The one concept that will make Machine Learning click : Gradient descent explained for the 'I don't get it' Brigade
Gradient descent pops up everywhere, from linear regression to logistic regression and classification problems. Might as well get to know it!
WHY?……
It’s always important to understand why we should learn something. If we truly asked that question, half of us wouldn’t be enrolled in college right now. Just like the descent of Will Smith’s career currently, gradient descent is an algorithm that's used everywhere. It forms the basis of almost everything. Understanding gradient descent will provide a strong foundation for more advanced concepts in ML.
Introduction
Here’s a super simple example to understand gradient descent using linear regression. (For those who don’t know, linear regression is basically about finding the best-fitting line on a graph.) If you want to learn more about linear regression, here’s an article I wrote that you can check out.
In this case, gradient descent helps optimize the model by finding the line of best fit. Given the x and y values, the goal is to determine the intercept and slope (m) that create this line of best fit.
Line of Best Fit
To determine the line of best fit , we have to minimize the distance between data points and our line of best fit. This distance has a name ,residual, we have to reduce the sum of squared residual. This is essentially a fancy term that ensures each point is closer to the line of best fit as a whole. Now lets take only y-intercept and modify its value to see if we can reduce the sum of squared residual (SSR). If we reduce SSR that means we have essentially brought out line closer to all data points, which essentially means you have found the line of best fit, which essentially means you are smarter than a 6th grader. 🥳
But how do we reduce SSR? As humans, we can look at the graph, adjust the y-intercept, and see if the line is getting closer to the data points to find the best y-intercept. However, a computer, even though infinitely smarter than you, is blind and poor thing relies on numerical data. One thing we can do is feed it y intercept values and it can deduce which y-intercept value is getting SSR close to 0.
Here’s a graph that shows SSR versus the y-intercept. For those with the attention span of a goldfish, SSR is essentially a measure of how far the data points are from the line of best fit. The green dot on the graph represents the line of best fit. While plotting all y-intercept values to find a low SSR might seem intuitive, this approach isn’t practical for big data.
Gradient Descent
As you can see, the idea behind gradient descent is to make big leaps when we realize our SSR is high (meaning we're far from the desired result). As we start to reduce the SSR significantly, we slow down and make smaller adjustments until we find the point with the lowest possible SSR, thus determining the best y-intercept. This gradual descent is why it's called gradient descent. That’s the gist of gradient descent!
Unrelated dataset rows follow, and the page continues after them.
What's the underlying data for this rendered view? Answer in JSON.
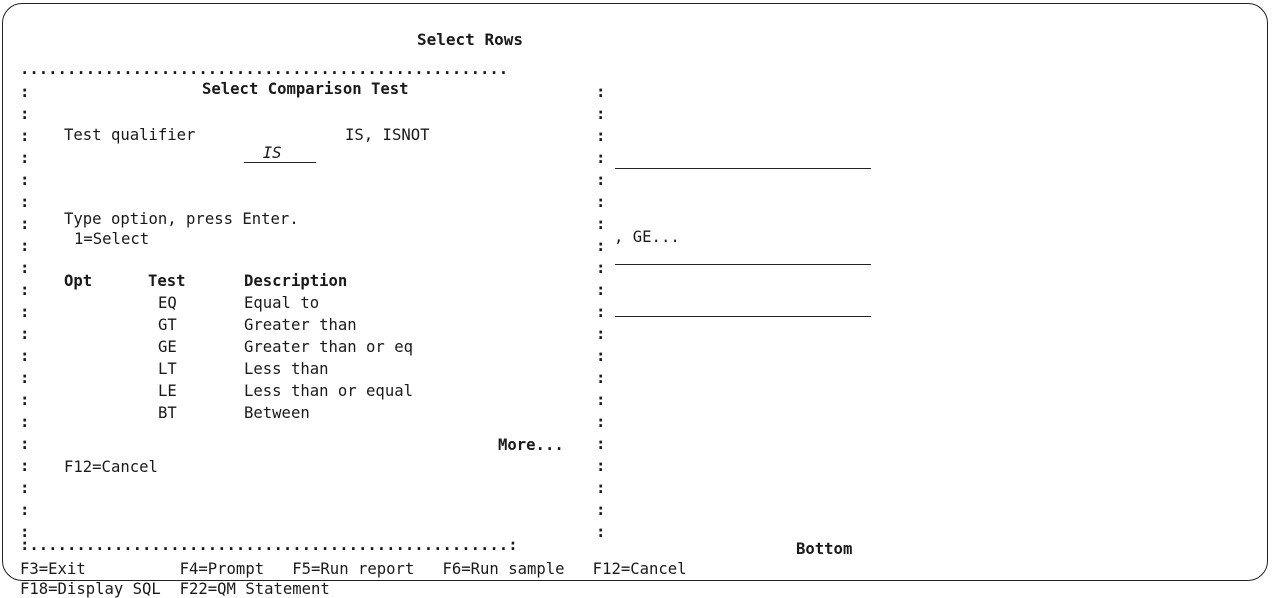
{
  "screen": {
    "title": "Select Rows",
    "bottom_indicator": "Bottom",
    "right_fragment": ", GE...",
    "function_keys_line1": "F3=Exit          F4=Prompt   F5=Run report   F6=Run sample   F12=Cancel",
    "function_keys_line2": "F18=Display SQL  F22=QM Statement"
  },
  "popup": {
    "title": "Select Comparison Test",
    "qualifier_label": "Test qualifier",
    "qualifier_value": "IS",
    "qualifier_options": "IS, ISNOT",
    "instruction": "Type option, press Enter.",
    "option_hint": "1=Select",
    "columns": {
      "opt": "Opt",
      "test": "Test",
      "description": "Description"
    },
    "rows": [
      {
        "test": "EQ",
        "description": "Equal to"
      },
      {
        "test": "GT",
        "description": "Greater than"
      },
      {
        "test": "GE",
        "description": "Greater than or eq"
      },
      {
        "test": "LT",
        "description": "Less than"
      },
      {
        "test": "LE",
        "description": "Less than or equal"
      },
      {
        "test": "BT",
        "description": "Between"
      }
    ],
    "more_indicator": "More...",
    "footer_key": "F12=Cancel"
  }
}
If your CET ranking is not similar to your phone no and if you can understand simple derivatives, keep reading to dive into the math behind it.
Math
y = y - L (dJ(y)/dy)
here,
y is the parameter we are adjusting (y-intercept in this case)
L is the learning rate
J - cost function ( SSR )
(dJ(y)/dy) - the slope of the cost function (goal is to get it to zero)
derivate essentially finds the slope of a function. slope is zero for curves that involve maxima and minima. In this case our goal is find values that ensures (dJ(y)/dy) is 0 and that is in our minima (SSR IS MINIMAL HERE).
Conclusion
Voila! Thanks for bearing through the arduous explanation , I’m open to comments and suggestions.